Breast cancer survivors gain more weight than others
Breast cancer survivors, especially those treated with chemotherapy, are likely to gain weight at a higher rate than women who are cancer-free, says a new research.
New York: Breast cancer survivors, especially those treated with chemotherapy, are likely to gain weight at a higher rate than women who are cancer-free, says a new research.
Data from earlier studies suggest that breast cancer survivors who gain weight may have a higher risk of having their cancer return, researchers said.
"Our study suggests that chemotherapy may be one of the factors contributing to weight gain among survivors," said Kala Visvanathan, associate professor of epidemiology at the Johns Hopkins Bloomberg School of Public Health in the US.

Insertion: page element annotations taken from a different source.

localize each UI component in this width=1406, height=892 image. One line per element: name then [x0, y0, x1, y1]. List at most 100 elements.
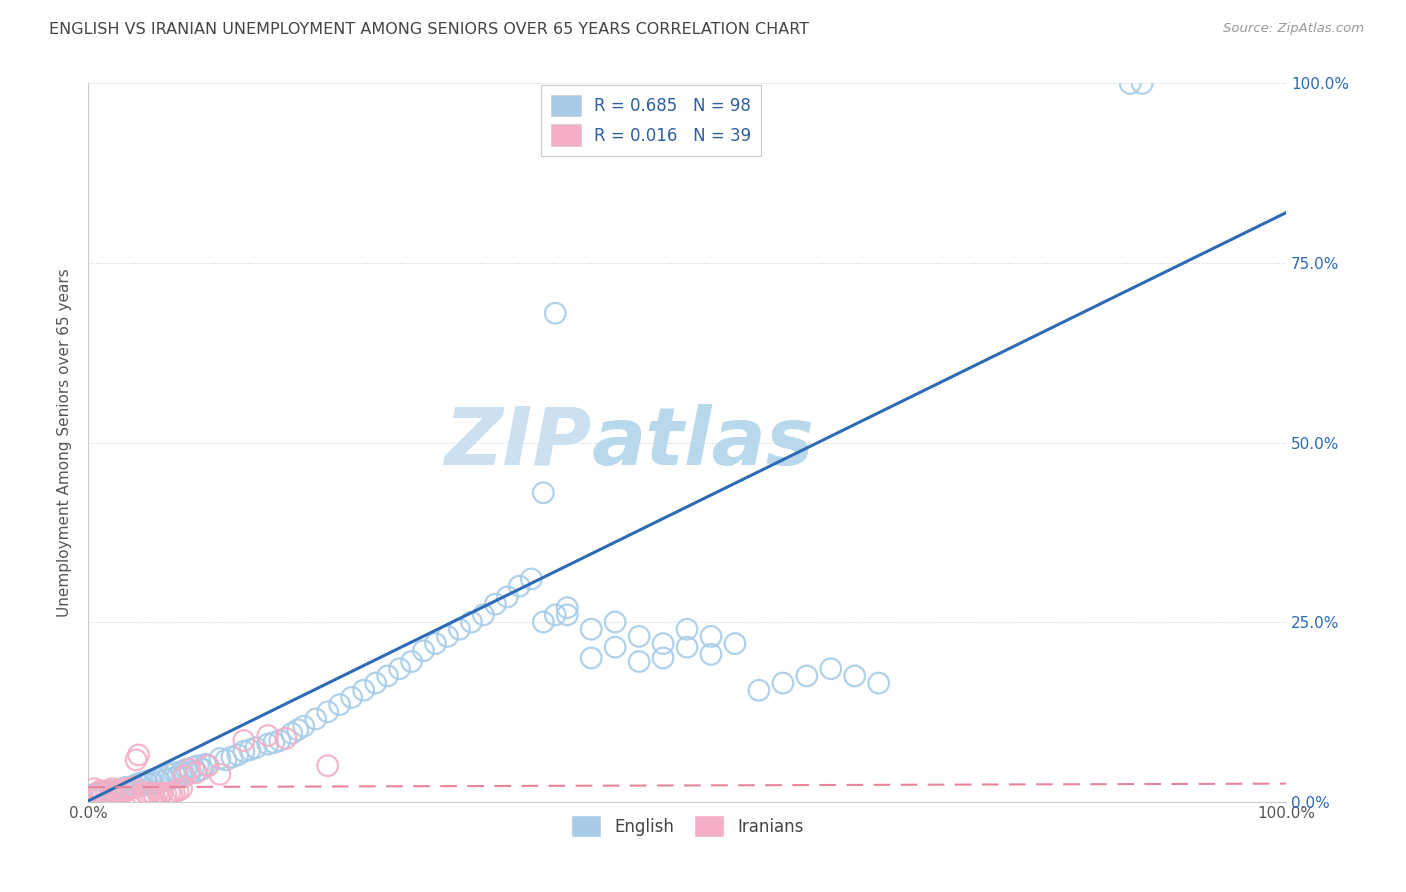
Point [173, 767, 195, 781]
Point [122, 780, 145, 795]
Point [160, 788, 183, 802]
Point [184, 764, 207, 779]
Text: ENGLISH VS IRANIAN UNEMPLOYMENT AMONG SENIORS OVER 65 YEARS CORRELATION CHART: ENGLISH VS IRANIAN UNEMPLOYMENT AMONG SE… [49, 22, 810, 37]
Point [135, 786, 157, 800]
Point [131, 779, 153, 793]
Text: Source: ZipAtlas.com: Source: ZipAtlas.com [1223, 22, 1364, 36]
Point [170, 781, 193, 796]
Point [146, 772, 169, 786]
Point [163, 765, 186, 780]
Point [628, 629, 651, 643]
Point [103, 784, 125, 798]
Point [401, 655, 423, 669]
Point [184, 765, 207, 780]
Point [239, 743, 262, 757]
Point [111, 781, 134, 796]
Point [555, 600, 578, 615]
Point [143, 776, 166, 790]
Point [412, 644, 434, 658]
Point [208, 751, 231, 765]
Y-axis label: Unemployment Among Seniors over 65 years: Unemployment Among Seniors over 65 years [58, 268, 72, 617]
Point [772, 676, 794, 690]
Point [652, 651, 675, 665]
Point [676, 622, 699, 636]
Point [628, 655, 651, 669]
Point [159, 786, 181, 800]
Point [127, 747, 149, 762]
Point [112, 781, 135, 796]
Text: atlas: atlas [592, 403, 814, 482]
Point [544, 306, 567, 320]
Point [484, 597, 506, 611]
Point [155, 788, 177, 802]
Point [844, 669, 866, 683]
Point [159, 767, 181, 781]
Point [581, 622, 603, 636]
Point [460, 615, 482, 629]
Point [245, 740, 267, 755]
Point [555, 607, 578, 622]
Point [256, 729, 278, 743]
Point [436, 629, 458, 643]
Point [316, 758, 339, 772]
Point [208, 767, 231, 781]
Point [269, 733, 291, 747]
Point [340, 690, 363, 705]
Point [281, 726, 304, 740]
Point [91, 788, 114, 802]
Point [131, 788, 153, 802]
Point [149, 774, 172, 789]
Point [107, 784, 129, 798]
Point [221, 750, 243, 764]
Point [107, 786, 129, 800]
Point [135, 774, 157, 789]
Point [820, 662, 842, 676]
Point [122, 779, 145, 793]
Point [329, 698, 352, 712]
Point [215, 753, 238, 767]
Point [232, 733, 254, 747]
Point [605, 640, 627, 655]
Legend: English, Iranians: English, Iranians [564, 809, 810, 844]
Point [94, 788, 117, 802]
Point [98, 784, 121, 798]
Point [305, 712, 328, 726]
Point [287, 723, 309, 737]
Point [94, 784, 117, 798]
Point [197, 758, 219, 772]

The results of the study that involved 303 breast cancer survivors and 307 cancer-free women appeared online in the journal Cancer Epidemiology, Biomarkers & Prevention.
The researchers found that over the course of four years, survivors gained significantly more weight -- 3.6 pounds (1.6 kg) on average -- than cancer-free women.
Among 180 survivors diagnosed with cancer during the last five years of the study period, 37 (21 percent) gained at least 11 pounds (five kg) over a four-year period compared with 35 of 307 (11 percent) of their cancer-free peers.
The weight-change findings remained the same after accounting for other factors associated with weight gain, such as increasing age, transition to menopause and level of physical activity, researchers said.
Women who completed chemotherapy within five years of the study were twice as likely as cancer-free women to have gained at least 11 pounds during the study.